As traffic grows, the detection system must process more logs without sacrificing real-time performance. Key techniques include stream processing architectures (like Apache Kafka or AWS Kinesis) to handle large volumes in near real-time, followed by distributed frameworks (Spark or Flink) for feature computation and model application. Caching aggregate statistics (such as requests per minute per IP) in in-memory data stores (like Redis) helps reduce database bottlenecks.
Moreover, model retraining pipelines need to scale as well. Automated workflows that periodically sample new data, retrain, and validate the model should be established. Monitoring model drift—where the distribution of traffic changes or scrapers adapt—becomes essential.
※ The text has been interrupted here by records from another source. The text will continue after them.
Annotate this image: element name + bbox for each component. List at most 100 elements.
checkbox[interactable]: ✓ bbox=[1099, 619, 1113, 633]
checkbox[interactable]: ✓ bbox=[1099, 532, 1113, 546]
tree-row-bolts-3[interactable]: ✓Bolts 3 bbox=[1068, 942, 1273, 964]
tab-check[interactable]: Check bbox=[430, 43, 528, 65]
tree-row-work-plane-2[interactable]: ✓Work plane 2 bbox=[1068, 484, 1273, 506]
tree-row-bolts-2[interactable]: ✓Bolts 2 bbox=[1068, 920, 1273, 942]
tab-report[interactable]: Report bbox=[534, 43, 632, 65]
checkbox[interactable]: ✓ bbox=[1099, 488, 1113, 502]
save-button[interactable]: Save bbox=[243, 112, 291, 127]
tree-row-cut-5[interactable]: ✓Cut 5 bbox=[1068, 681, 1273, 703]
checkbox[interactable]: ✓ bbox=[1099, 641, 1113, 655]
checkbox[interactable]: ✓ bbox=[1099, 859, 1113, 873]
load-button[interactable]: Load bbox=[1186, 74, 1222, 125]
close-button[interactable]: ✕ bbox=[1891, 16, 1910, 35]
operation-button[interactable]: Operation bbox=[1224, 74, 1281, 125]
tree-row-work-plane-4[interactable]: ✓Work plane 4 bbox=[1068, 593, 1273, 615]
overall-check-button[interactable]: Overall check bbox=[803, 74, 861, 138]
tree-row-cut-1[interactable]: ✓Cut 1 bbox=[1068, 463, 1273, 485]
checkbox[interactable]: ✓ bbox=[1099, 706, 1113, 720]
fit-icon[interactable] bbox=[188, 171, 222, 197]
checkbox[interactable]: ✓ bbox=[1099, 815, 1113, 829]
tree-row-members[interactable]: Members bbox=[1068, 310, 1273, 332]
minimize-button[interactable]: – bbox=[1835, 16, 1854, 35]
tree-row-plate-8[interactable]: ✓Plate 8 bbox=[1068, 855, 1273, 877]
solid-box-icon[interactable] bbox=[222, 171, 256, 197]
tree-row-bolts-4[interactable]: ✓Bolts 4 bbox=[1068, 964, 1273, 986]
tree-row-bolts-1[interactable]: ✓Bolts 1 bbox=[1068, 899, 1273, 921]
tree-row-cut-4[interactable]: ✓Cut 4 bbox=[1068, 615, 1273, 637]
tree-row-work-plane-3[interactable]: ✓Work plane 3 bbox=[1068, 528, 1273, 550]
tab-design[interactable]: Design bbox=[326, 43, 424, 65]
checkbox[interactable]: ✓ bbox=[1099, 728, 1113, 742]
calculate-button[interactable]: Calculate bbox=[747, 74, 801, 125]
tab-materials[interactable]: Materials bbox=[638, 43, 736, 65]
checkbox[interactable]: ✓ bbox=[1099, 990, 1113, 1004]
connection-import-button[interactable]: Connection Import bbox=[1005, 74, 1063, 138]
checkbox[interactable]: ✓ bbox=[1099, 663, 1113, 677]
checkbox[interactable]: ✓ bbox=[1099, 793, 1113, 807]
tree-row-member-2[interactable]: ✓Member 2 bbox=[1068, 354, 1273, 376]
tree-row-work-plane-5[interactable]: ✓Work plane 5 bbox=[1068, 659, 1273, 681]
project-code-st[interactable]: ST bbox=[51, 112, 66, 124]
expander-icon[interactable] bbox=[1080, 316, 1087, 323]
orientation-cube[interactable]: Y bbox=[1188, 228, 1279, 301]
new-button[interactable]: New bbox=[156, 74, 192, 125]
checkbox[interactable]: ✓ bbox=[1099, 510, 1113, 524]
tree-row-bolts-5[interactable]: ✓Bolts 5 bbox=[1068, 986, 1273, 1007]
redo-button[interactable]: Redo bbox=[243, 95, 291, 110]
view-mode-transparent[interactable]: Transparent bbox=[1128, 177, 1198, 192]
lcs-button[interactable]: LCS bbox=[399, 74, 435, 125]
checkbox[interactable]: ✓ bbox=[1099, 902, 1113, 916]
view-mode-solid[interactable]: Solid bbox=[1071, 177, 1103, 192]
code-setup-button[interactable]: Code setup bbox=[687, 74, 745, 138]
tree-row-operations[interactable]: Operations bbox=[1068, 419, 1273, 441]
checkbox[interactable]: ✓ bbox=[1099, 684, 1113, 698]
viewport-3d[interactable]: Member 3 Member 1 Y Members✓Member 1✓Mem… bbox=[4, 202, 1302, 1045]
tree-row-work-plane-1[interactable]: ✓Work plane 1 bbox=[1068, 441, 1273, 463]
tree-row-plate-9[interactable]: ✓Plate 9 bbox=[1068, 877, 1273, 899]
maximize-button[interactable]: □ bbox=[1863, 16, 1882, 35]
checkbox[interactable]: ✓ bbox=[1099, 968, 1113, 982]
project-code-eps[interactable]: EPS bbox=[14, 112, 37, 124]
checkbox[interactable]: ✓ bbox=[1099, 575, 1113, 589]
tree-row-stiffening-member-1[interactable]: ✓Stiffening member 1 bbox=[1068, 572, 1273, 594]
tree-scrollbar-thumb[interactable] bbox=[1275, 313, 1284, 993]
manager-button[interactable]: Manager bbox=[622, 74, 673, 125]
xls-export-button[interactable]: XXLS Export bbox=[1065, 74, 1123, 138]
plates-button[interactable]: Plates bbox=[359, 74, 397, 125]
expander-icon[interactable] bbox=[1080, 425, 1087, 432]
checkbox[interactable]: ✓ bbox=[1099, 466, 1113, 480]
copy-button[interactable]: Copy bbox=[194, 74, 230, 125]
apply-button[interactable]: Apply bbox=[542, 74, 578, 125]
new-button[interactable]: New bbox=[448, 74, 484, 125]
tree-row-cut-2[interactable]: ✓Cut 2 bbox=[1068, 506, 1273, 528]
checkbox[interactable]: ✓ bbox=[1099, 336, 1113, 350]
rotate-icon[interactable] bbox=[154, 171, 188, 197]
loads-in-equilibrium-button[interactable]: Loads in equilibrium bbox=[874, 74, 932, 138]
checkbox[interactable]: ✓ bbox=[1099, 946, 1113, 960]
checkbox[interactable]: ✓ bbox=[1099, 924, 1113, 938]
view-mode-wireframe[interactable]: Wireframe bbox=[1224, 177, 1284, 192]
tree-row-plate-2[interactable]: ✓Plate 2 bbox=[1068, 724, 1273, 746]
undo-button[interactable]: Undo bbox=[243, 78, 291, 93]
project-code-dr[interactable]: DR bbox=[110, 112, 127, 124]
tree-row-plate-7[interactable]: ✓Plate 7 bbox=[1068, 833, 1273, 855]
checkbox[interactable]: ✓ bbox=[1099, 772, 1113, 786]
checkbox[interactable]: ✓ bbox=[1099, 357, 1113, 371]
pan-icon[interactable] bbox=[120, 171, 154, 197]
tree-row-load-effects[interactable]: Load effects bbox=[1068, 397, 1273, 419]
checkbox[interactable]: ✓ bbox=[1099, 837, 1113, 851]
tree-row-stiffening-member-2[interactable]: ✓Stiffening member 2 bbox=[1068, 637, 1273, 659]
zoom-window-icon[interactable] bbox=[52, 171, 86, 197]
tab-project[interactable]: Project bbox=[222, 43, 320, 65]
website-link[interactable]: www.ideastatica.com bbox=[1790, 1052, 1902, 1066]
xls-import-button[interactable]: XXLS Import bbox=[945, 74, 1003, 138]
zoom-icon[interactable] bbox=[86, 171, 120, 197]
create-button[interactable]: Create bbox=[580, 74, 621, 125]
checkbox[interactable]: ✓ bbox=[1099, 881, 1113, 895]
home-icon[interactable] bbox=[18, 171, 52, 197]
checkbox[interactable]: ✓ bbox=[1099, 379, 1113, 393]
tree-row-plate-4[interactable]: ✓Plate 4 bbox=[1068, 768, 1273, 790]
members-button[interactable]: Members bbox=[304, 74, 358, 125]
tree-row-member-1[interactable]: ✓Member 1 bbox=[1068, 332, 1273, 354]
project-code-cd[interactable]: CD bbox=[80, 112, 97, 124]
Infrastructure resiliency is also important, so the detection system does not become a single point of failure.
What if we want to attribute a scraper to a specific organization or competitor?
Sometimes business goals include identifying which competitors might be scraping data. This is trickier than just detecting bot vs. human. You might look at advanced signals such as the set of pages accessed, how often product detail pages are targeted, or geolocation clues from IP addresses. However, attributing traffic to a specific entity requires additional intelligence, such as known IP blocks owned by that competitor or repeated patterns linking multiple IPs back to a single entity.
Gathering enough evidence to be confident in attribution can be challenging and can risk false accusations if the same hosting provider serves multiple unrelated clients. Often, it becomes more of a legal or security-team investigation rather than purely a technical classification. Nevertheless, logging and storing relevant evidence could be important if you escalate it to your legal department or if you have contractual recourse against unauthorized scraping.